The new racism is particularly ironic and painful in an island culture with a history of near complete and happy integration going back to the arrival of Danish colonizers nearly 300 years ago. Never in memory was it a problem for blacks and whites to sit at the same restaurant table or drink at the same bar. But St. Croix's first all-white bar has sprung up as a sanctuary in Christiansted. Architect Frank Prince recently took his wife to a place they used to go to drink and was immediately accosted by a black friend who said: "Frank, get your drink and travel. I'll cover you until you get out."
The Virgins have as tight gun-control enforcement as practically any place in the U.S., but the gun population has soared in the last two years. Says Attorney General Ronald Tonkin: "I don't think there is an unarmed house in St. Croix now."
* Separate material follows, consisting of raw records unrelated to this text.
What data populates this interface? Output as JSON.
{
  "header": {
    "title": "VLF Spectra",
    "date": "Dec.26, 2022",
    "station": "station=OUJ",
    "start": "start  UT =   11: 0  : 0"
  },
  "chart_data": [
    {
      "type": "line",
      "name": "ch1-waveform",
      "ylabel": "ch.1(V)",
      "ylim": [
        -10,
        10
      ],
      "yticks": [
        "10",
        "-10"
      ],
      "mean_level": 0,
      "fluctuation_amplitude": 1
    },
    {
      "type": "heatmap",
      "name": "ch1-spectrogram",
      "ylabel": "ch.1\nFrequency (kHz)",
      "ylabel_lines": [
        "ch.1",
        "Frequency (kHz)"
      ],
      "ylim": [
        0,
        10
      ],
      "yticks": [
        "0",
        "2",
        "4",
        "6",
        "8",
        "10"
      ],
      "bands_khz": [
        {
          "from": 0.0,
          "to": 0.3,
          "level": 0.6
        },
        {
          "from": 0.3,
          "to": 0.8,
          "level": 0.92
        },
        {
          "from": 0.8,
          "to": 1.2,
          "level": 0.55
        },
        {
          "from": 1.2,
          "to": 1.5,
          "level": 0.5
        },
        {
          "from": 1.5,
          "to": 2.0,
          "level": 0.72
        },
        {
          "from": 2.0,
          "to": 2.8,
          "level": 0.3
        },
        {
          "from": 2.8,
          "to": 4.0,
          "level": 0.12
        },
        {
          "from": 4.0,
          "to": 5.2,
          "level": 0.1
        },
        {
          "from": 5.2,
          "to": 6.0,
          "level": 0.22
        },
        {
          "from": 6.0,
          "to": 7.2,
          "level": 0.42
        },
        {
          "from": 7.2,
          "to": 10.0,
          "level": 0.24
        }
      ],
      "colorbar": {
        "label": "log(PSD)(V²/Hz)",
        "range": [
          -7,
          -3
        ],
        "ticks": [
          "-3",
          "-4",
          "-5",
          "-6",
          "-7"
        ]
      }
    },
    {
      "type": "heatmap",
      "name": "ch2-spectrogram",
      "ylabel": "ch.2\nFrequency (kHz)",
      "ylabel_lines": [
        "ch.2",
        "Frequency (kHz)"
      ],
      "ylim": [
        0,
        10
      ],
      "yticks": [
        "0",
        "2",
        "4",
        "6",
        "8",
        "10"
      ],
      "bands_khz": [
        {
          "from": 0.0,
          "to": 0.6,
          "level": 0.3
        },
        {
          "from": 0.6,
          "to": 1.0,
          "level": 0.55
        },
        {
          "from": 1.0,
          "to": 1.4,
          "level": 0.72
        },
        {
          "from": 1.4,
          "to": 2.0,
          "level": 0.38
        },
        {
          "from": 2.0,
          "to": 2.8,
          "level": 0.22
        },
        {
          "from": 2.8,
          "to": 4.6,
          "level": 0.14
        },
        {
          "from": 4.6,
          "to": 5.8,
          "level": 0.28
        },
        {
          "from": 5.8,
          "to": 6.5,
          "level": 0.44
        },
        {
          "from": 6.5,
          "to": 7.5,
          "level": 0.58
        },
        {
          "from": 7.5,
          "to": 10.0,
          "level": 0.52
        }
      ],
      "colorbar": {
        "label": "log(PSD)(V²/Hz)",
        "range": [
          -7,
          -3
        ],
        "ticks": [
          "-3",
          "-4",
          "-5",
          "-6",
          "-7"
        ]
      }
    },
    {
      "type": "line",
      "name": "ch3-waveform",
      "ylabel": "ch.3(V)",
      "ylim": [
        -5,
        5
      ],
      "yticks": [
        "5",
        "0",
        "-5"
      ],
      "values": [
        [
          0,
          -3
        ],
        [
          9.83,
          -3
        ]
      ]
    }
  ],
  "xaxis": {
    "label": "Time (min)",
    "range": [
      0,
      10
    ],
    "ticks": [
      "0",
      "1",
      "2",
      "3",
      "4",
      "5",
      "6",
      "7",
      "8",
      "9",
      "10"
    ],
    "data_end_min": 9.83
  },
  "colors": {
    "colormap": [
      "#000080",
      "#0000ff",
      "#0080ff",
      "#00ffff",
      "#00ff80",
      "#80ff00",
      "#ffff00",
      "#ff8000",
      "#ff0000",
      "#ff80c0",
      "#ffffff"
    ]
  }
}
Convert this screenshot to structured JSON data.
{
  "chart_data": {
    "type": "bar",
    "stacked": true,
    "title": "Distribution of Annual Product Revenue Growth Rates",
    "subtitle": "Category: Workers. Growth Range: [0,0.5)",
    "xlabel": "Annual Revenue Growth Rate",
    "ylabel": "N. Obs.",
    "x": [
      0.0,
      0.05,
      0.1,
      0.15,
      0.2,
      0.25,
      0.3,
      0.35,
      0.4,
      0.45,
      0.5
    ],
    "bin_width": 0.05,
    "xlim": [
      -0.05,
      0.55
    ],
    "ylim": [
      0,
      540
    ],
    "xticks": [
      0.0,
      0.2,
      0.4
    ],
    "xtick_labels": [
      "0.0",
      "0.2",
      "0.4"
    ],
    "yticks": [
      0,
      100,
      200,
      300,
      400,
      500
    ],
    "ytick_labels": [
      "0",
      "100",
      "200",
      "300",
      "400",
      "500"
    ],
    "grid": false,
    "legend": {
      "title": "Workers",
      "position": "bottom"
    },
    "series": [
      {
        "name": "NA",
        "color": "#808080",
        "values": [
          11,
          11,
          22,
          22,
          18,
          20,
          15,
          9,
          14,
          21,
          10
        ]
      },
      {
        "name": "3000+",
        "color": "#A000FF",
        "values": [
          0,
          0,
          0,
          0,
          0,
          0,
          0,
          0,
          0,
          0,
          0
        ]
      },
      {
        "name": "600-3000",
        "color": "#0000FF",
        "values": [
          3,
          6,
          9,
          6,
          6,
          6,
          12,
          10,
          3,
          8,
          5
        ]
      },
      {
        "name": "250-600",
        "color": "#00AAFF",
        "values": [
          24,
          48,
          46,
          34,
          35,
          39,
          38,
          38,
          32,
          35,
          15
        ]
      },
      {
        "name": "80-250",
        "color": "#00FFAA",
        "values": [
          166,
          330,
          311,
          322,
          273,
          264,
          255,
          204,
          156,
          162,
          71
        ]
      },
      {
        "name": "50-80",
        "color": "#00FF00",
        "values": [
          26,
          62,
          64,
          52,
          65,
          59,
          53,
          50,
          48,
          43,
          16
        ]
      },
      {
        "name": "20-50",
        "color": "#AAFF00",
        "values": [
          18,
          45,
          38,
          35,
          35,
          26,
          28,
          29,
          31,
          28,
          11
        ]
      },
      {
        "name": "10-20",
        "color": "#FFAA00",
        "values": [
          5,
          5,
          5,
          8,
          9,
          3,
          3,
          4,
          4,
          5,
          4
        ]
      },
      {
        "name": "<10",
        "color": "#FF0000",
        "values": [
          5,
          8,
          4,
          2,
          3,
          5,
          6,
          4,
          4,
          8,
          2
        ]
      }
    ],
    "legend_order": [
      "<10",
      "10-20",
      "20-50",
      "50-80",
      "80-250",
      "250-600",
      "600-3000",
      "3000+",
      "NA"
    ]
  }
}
Lax. The continentals claim that a large part of the problem can be traced to lax courts and a poor police force, and they seem to have a point. Says Tonkin: "There are 60 to 100 real troublemakers; they're mostly on St. Croix, and we know who they are." Yet virtually nothing is done about them. Of 933 misdemeanor cases brought to trial on St. Croix last year, only 33 resulted in jail sentences. All five of the black youths charged with the massacre at Laurance and David Rockefeller's Fountain Valley Golf Course had had previous arrests and convictions and were either out on skipped bail, light bail or their own recognizance.
Criminals are dealt with so lightly here that one New York accountant was moved to remark, "You get one hanging judge down here and that will clear up the problem." Hardly, but then a good police force might. Since most native islanders opt for bureaucratic jobs rather than manual labor (that is done largely by "bonded" blacks from other islands), virtually every criminal seems to have a relative in a government job who will work to prevent him from being found out, arrested or held for any length of time.
Sidney Lee, real estate investor and president of the St. Croix Rotary Club, believes that the murders will lead to a tightening of police and law enforcement. "I'd say things are safer now. I advise all my friends who call from the States to come anyway."
Indeed, the average tourist sees little of the new violence. This is still not a place where the fear is outwardly visible, where pedestrians always look over their shoulders and where guns can be seen all round. The tension is more felt than seen. It is an atmosphere reminiscent of the stories of Joseph Conrad --the sense of unease and some vaguely threatening danger that broods amid the lushness of the American paradise. Or as one continental put it, of a growing "unwanted unfriendliness."